Lets look into the distribution of averages of 40 exponentials. Let lambda =0.2 Theoretically, the mean of exponential distribution is 1/lambda and the standard deviation is 1/lambda .

n=40 
lambda =0.2
expdata <- rexp(n,lambda)
hist(expdata)

Simulating 1000 averages of sample of 40 exponentials .

mns <- NULL 
set.seed(123)
for (i in 1: 1000) mns <- c(mns , mean(rexp(40,0.2)))
hist(mns)

Observed Mean and Variance of the mean of 1000 averages of 40 exponential data.

ObservedMean <- mean(mns)
ObservedVar <- var(mns)
ObservedMean
## [1] 5.011911
ObservedVar
## [1] 0.6004928

Compare the observed mean and variance with the theoritical mean.

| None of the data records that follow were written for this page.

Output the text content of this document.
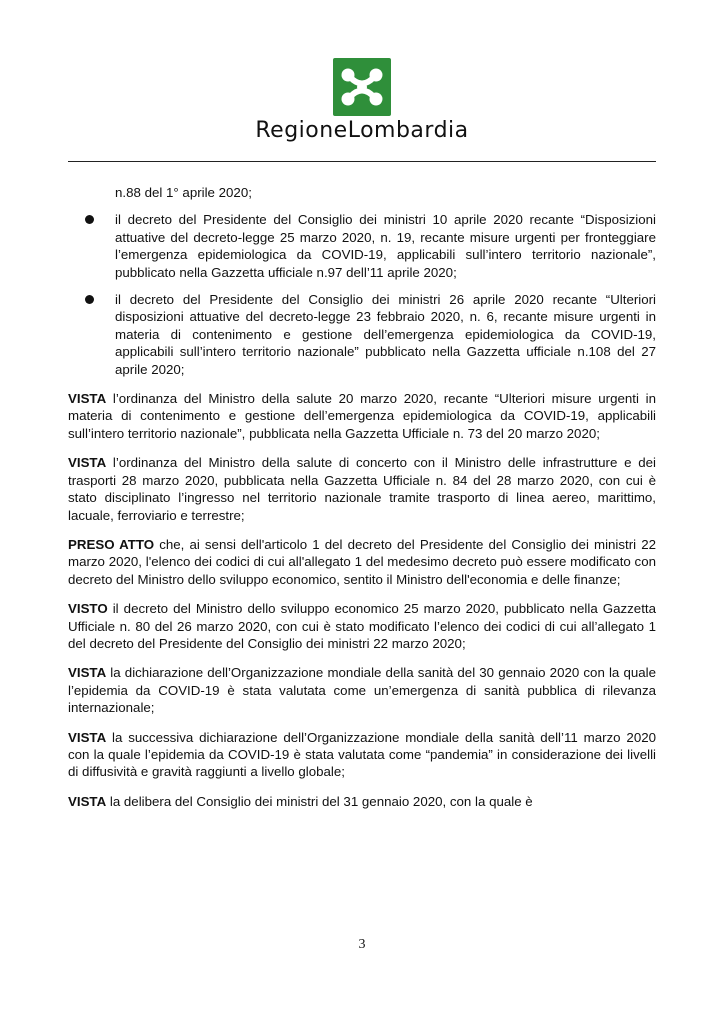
RegioneLombardia

n.88 del 1° aprile 2020;

il decreto del Presidente del Consiglio dei ministri 10 aprile 2020 recante “Disposizioni attuative del decreto-legge 25 marzo 2020, n. 19, recante misure urgenti per fronteggiare l’emergenza epidemiologica da COVID-19, applicabili sull’intero territorio nazionale”, pubblicato nella Gazzetta ufficiale n.97 dell’11 aprile 2020;

il decreto del Presidente del Consiglio dei ministri 26 aprile 2020 recante “Ulteriori disposizioni attuative del decreto-legge 23 febbraio 2020, n. 6, recante misure urgenti in materia di contenimento e gestione dell’emergenza epidemiologica da COVID-19, applicabili sull’intero territorio nazionale” pubblicato nella Gazzetta ufficiale n.108 del 27 aprile 2020;

VISTA l’ordinanza del Ministro della salute 20 marzo 2020, recante “Ulteriori misure urgenti in materia di contenimento e gestione dell’emergenza epidemiologica da COVID-19, applicabili sull’intero territorio nazionale”, pubblicata nella Gazzetta Ufficiale n. 73 del 20 marzo 2020;

VISTA l’ordinanza del Ministro della salute di concerto con il Ministro delle infrastrutture e dei trasporti 28 marzo 2020, pubblicata nella Gazzetta Ufficiale n. 84 del 28 marzo 2020, con cui è stato disciplinato l’ingresso nel territorio nazionale tramite trasporto di linea aereo, marittimo, lacuale, ferroviario e terrestre;

PRESO ATTO che, ai sensi dell'articolo 1 del decreto del Presidente del Consiglio dei ministri 22 marzo 2020, l'elenco dei codici di cui all'allegato 1 del medesimo decreto può essere modificato con decreto del Ministro dello sviluppo economico, sentito il Ministro dell'economia e delle finanze;

VISTO il decreto del Ministro dello sviluppo economico 25 marzo 2020, pubblicato nella Gazzetta Ufficiale n. 80 del 26 marzo 2020, con cui è stato modificato l’elenco dei codici di cui all’allegato 1 del decreto del Presidente del Consiglio dei ministri 22 marzo 2020;

VISTA la dichiarazione dell’Organizzazione mondiale della sanità del 30 gennaio 2020 con la quale l’epidemia da COVID-19 è stata valutata come un’emergenza di sanità pubblica di rilevanza internazionale;

VISTA la successiva dichiarazione dell’Organizzazione mondiale della sanità dell’11 marzo 2020 con la quale l’epidemia da COVID-19 è stata valutata come “pandemia” in considerazione dei livelli di diffusività e gravità raggiunti a livello globale;

VISTA la delibera del Consiglio dei ministri del 31 gennaio 2020, con la quale è

3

Theoretical mean = 1/0.2 = 5 Also the theoretical variance is = (1/0.2)^2/n

theoreticalMean <- 1/lambda 
theoreticalVar <- (1/lambda)^2/40
theoreticalMean
## [1] 5
theoreticalVar
## [1] 0.625

Thus it proves the CLT - The central limit theorem (CLT) is a statistical theory that states that given a sufficiently large sample size from a population with a finite level of variance, the mean of all samples from the same population will be approximately equal to the mean of the population. Furthermore, all of the samples will follow an approximate normal distribution pattern, with all variances being approximately equal to the variance of the population divided by each sample’s size.

library(ggplot2)
## Warning: package 'ggplot2' was built under R version 3.2.5
ggplot() + 
  aes(mns) + 
  geom_histogram(bins=50, colour="black", fill="green") + 
  geom_vline(xintercept = 5, colour = "red") + 
  geom_vline(xintercept = 5.01191, colour = "blue") + 
  ggtitle("Distribution of 1000 means of exponential distribution") + 
  xlab("Means") + 
  ylab("Frequency")

Checking for the normality of the distribution of averages of sample of exponential data.

df <- data.frame(mns)
ggplot(df,aes(x = mns)) +
  geom_histogram(aes(y=..density..), bins=50, colour="black",fill="grey") +
  labs(title="Distribution of Means of exponential distribution", y="Frequency") +
  stat_function(fun=dnorm,args=list( mean=1/lambda, sd=sqrt(theoreticalVar)), color = "blue", size = 1.0) +
  stat_function(fun=dnorm,args=list( mean=mean(mns), sd=sqrt(ObservedVar)), color = "green", size = 1.0)

qqnorm(mns)
qqline(mns , col =5)

Conclusion:

Simulation of a large number of averages of a moderately sized sample data of an exponential distribution , shows that the CLT is proved to hold good . The sample mean and sample variance is same as their respective theoretical values. Also the distribution of the averages , follows a normal distribution.